The diatom Phaeodactylum tricornutum can accumulate eicosapentaenoic acid (EPA) up to 30% of the total fatty acids. This species has been targeted for isolating gene encoding desaturases and elongases for long-chain polyunsaturated fatty acid (LC-PUFA) metabolic engineering. Here we first report the cloning and characterization of Δ5-elongase gene in P. tricornutum. A full-length cDNA sequence, designated PhtELO5, was shown to contain a 1110 bp open reading frame encoding a 369 amino acid polypeptide. The putative protein contains seven transmembrane regions and two elongase characteristic motifs of FLHXYHH and MYSYY, the latter being typical for microalgal Δ5-elongases. Phylogenetic analysis indicated that PhtELO5 belongs to the ELO5 group, tightly clustered with the counterpart of Thalassiosira pseudonana. Heterologous expression of PhtELO5 in Pichia pastoris confirmed that it encodes a specific Δ5-elongase capable of elongating arachidonic acid and eicosapentaenoic acid.

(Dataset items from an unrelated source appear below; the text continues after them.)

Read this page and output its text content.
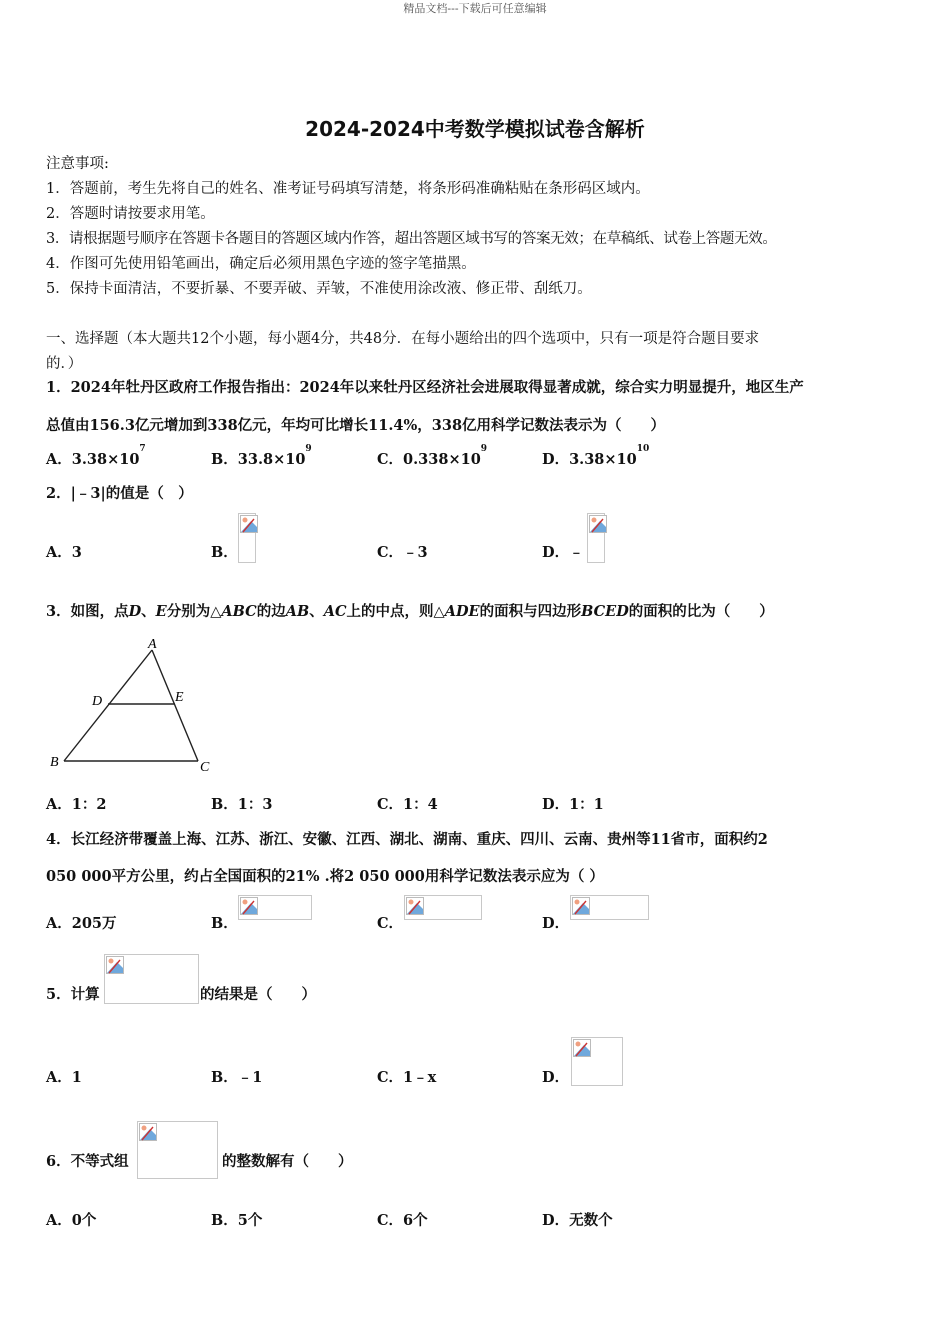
精品文档---下载后可任意编辑
2024-2024中考数学模拟试卷含解析
注意事项:
1．答题前，考生先将自己的姓名、准考证号码填写清楚，将条形码准确粘贴在条形码区域内。
2．答题时请按要求用笔。
3．请根据题号顺序在答题卡各题目的答题区域内作答，超出答题区域书写的答案无效；在草稿纸、试卷上答题无效。
4．作图可先使用铅笔画出，确定后必须用黑色字迹的签字笔描黑。
5．保持卡面清洁，不要折暴、不要弄破、弄皱，不准使用涂改液、修正带、刮纸刀。
一、选择题（本大题共12个小题，每小题4分，共48分．在每小题给出的四个选项中，只有一项是符合题目要求
的．）
1．2024年牡丹区政府工作报告指出：2024年以来牡丹区经济社会进展取得显著成就，综合实力明显提升，地区生产
总值由156.3亿元增加到338亿元，年均可比增长11.4%，338亿用科学记数法表示为（　　）
A．$3.38\times 10^7$
B．$33.8\times 10^9$
C．$0.338\times 10^9$
D．$3.38\times 10^{10}$
2．|﹣3|的值是（　）
A．3	B．	C．﹣3	D．﹣
3．如图，点D、E分别为△ABC的边AB、AC上的中点，则△ADE的面积与四边形BCED的面积的比为（　　）
A
D	E
B	C
A．1：2	B．1：3	C．1：4	D．1：1
4．长江经济带覆盖上海、江苏、浙江、安徽、江西、湖北、湖南、重庆、四川、云南、贵州等11省市，面积约2
050 000平方公里，约占全国面积的21% .将2 050 000用科学记数法表示应为（ ）
A．205万	B．	C．	D．
5．计算	的结果是（　　）
A．1	B．﹣1	C．1﹣x	D．
6．不等式组	的整数解有（　　）
A．0个	B．5个	C．6个	D．无数个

Co-expression of PhtELO5 and IsFAD4 (a ∆4-desaturase from Isochrysis sphaerica) demonstrated that the high-efficiency biosynthetic pathway of docosahexaenoic acid was assembled in the transgenic yeast. Substrate competition revealed that PhtELO5 exhibited higher activity towards n-3 PUFA than n-6 PUFA. It is hypothesized that Phaeodactylum ELO5 may preferentially participate in biosynthesis of transgenic LC-PUFA via a n-3 pathway in the yeast host.